Kozak, now 63, enlisted in the Marines in 1967, right after high school, with four of his high school friends.
But his friend who was killed, Gordon Myers, was a man he met in his battalion after boot camp.
Myers and Kozak were mechanics, and both wanted to go on the mission on the Bantangan Peninsula that ended up being fatal for Kozak’s friend and two others.
A coin flip had determined Kozak would sit it out, he said.
On Jan. 25, 1969, Myers and another man from his battalion, Amil Jackson Jr., were killed by a land mine while attempting to carry a wounded commander to a medical helicopter. The commander also was killed.
They were the first people to die in his platoon, Kozak said.
“That kind of stuck in my mind,” Kozak said.
More than 40 years later, someone else was still thinking about Jackson.
Paul Celedon had wondered how Jackson, who was like a brother to him, was killed.
Celedon, who lives in Boerne, Texas, placed an ad in the U.S. Marine Corps Vietnam Tankers Association newsletter asking if anyone knew what happened to Jackson.
Kozak saw the ad and knew right away who he was talking about.
“I’m just stunned that after 40 years ... I hope I’ve put this guy’s mind to rest,” Kozak said.
Celedon said he and Jackson were high school friends who enlisted with three other friends. Two of them came home alive.
“It was good to hear from Nick,” Celedon said, adding that he was shocked to hear about what happened to his friend. “Now it’s like, I don’t know if it’s closure or not.
“Today sometimes I wonder if (Jackson) was still around, we’d probably be talking about grandkids and getting together,” Celedon said.
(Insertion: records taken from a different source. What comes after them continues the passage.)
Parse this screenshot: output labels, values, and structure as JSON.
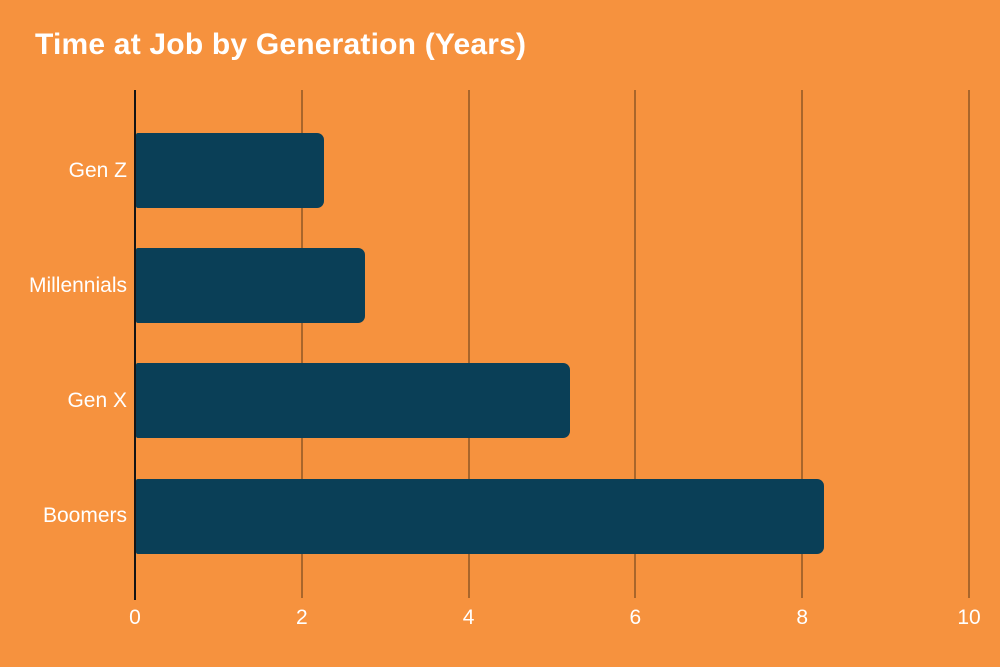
{
  "page": {
    "title": "Time at Job by Generation (Years)"
  },
  "colors": {
    "background": "#F6923E",
    "bar": "#0A3F57",
    "gridline": "#A9662B",
    "axis_line": "#141414",
    "text": "#FFFFFF"
  },
  "chart_data": {
    "type": "bar",
    "orientation": "horizontal",
    "title": "Time at Job by Generation (Years)",
    "categories": [
      "Gen Z",
      "Millennials",
      "Gen X",
      "Boomers"
    ],
    "values": [
      2.25,
      2.75,
      5.2,
      8.25
    ],
    "xlabel": "",
    "ylabel": "",
    "xlim": [
      0,
      10
    ],
    "xticks": [
      0,
      2,
      4,
      6,
      8,
      10
    ],
    "grid": true,
    "legend": false,
    "bar_order_top_to_bottom": [
      "Gen Z",
      "Millennials",
      "Gen X",
      "Boomers"
    ]
  }
}
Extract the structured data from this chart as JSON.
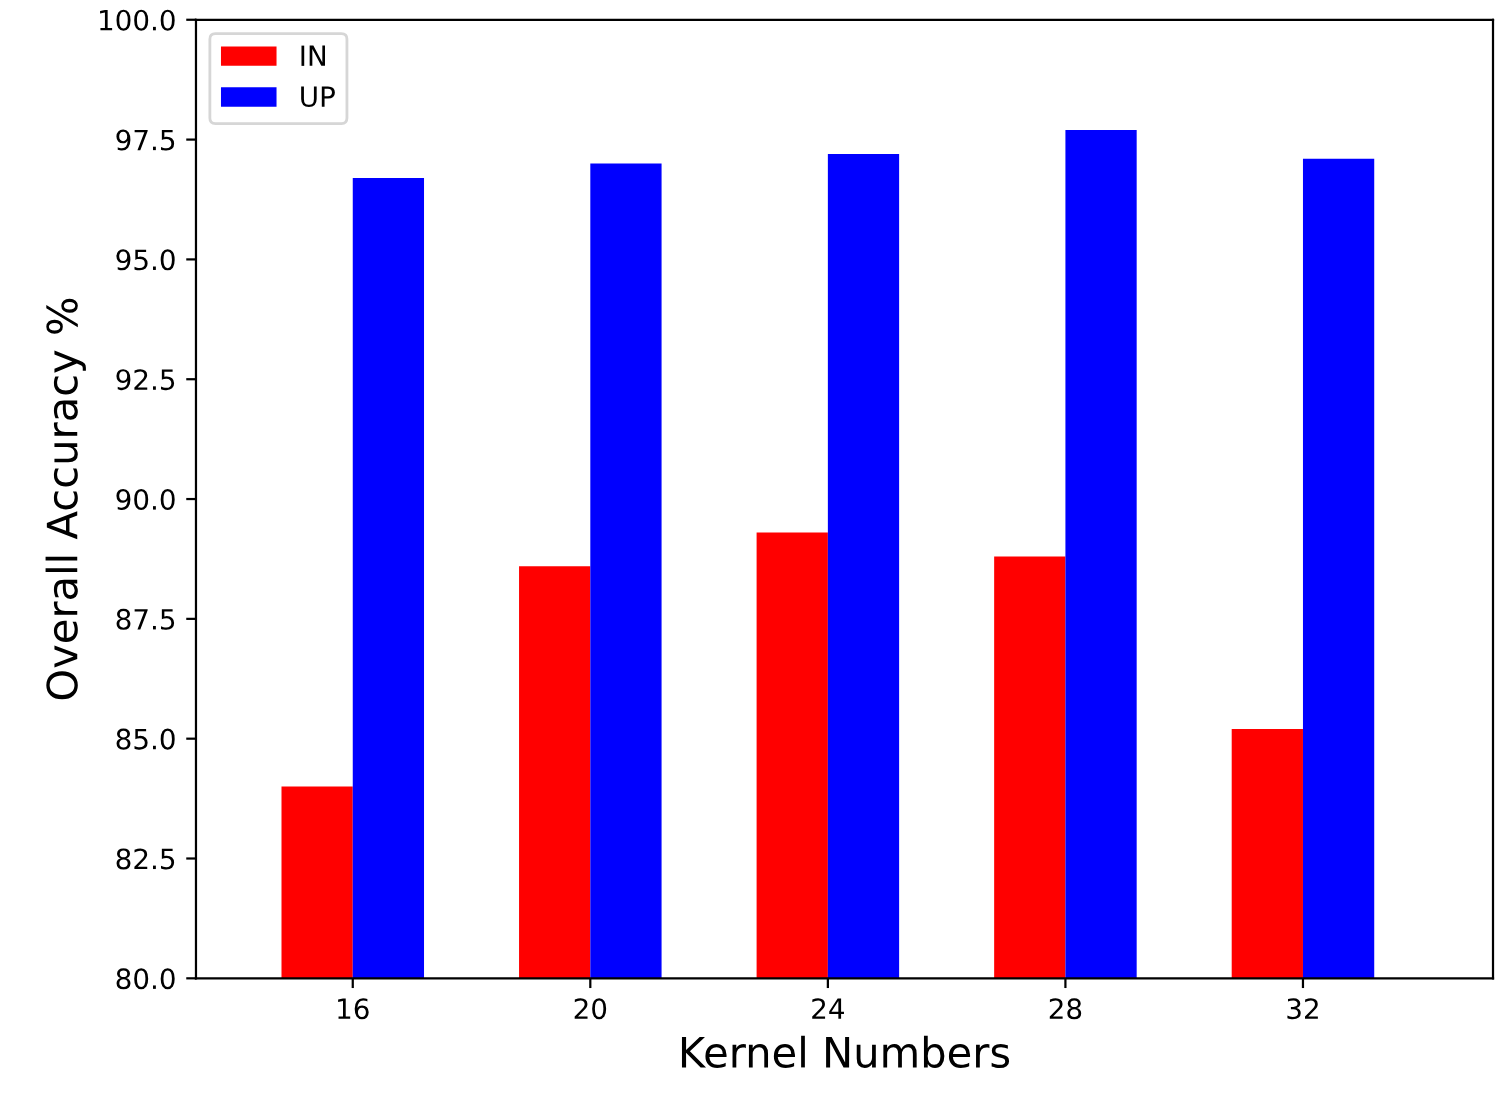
{
  "chart_data": {
    "type": "bar",
    "xlabel": "Kernel Numbers",
    "ylabel": "Overall Accuracy %",
    "categories": [
      "16",
      "20",
      "24",
      "28",
      "32"
    ],
    "series": [
      {
        "name": "IN",
        "color": "#ff0000",
        "values": [
          84.0,
          88.6,
          89.3,
          88.8,
          85.2
        ]
      },
      {
        "name": "UP",
        "color": "#0000ff",
        "values": [
          96.7,
          97.0,
          97.2,
          97.7,
          97.1
        ]
      }
    ],
    "ylim": [
      80,
      100
    ],
    "yticks": [
      {
        "value": 80,
        "label": "80.0"
      },
      {
        "value": 82.5,
        "label": "82.5"
      },
      {
        "value": 85,
        "label": "85.0"
      },
      {
        "value": 87.5,
        "label": "87.5"
      },
      {
        "value": 90,
        "label": "90.0"
      },
      {
        "value": 92.5,
        "label": "92.5"
      },
      {
        "value": 95,
        "label": "95.0"
      },
      {
        "value": 97.5,
        "label": "97.5"
      },
      {
        "value": 100,
        "label": "100.0"
      }
    ],
    "grid": false,
    "legend": "top left"
  }
}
The bond among the members of his platoon has stood the test of time, Kozak said. Even now he keeps in touch with some of the men who served with him.
The contact helps him cope with the memories, he said.
“Nobody really knows (how you feel) unless they’ve been through it themselves. That’s why it’s good to contact these people once in a while,” Kozak said. “We sweated it out a lot of times. We all wondered if we were ever going to get home. We were
all waiting for that one (rocket-propelled grenade) round to hit the tank and kill us all, but that never happened to us.
“I think we became close friends, more like brothers,” Kozak said. “We’ve been through so many tough times together. Life-or-death situations.”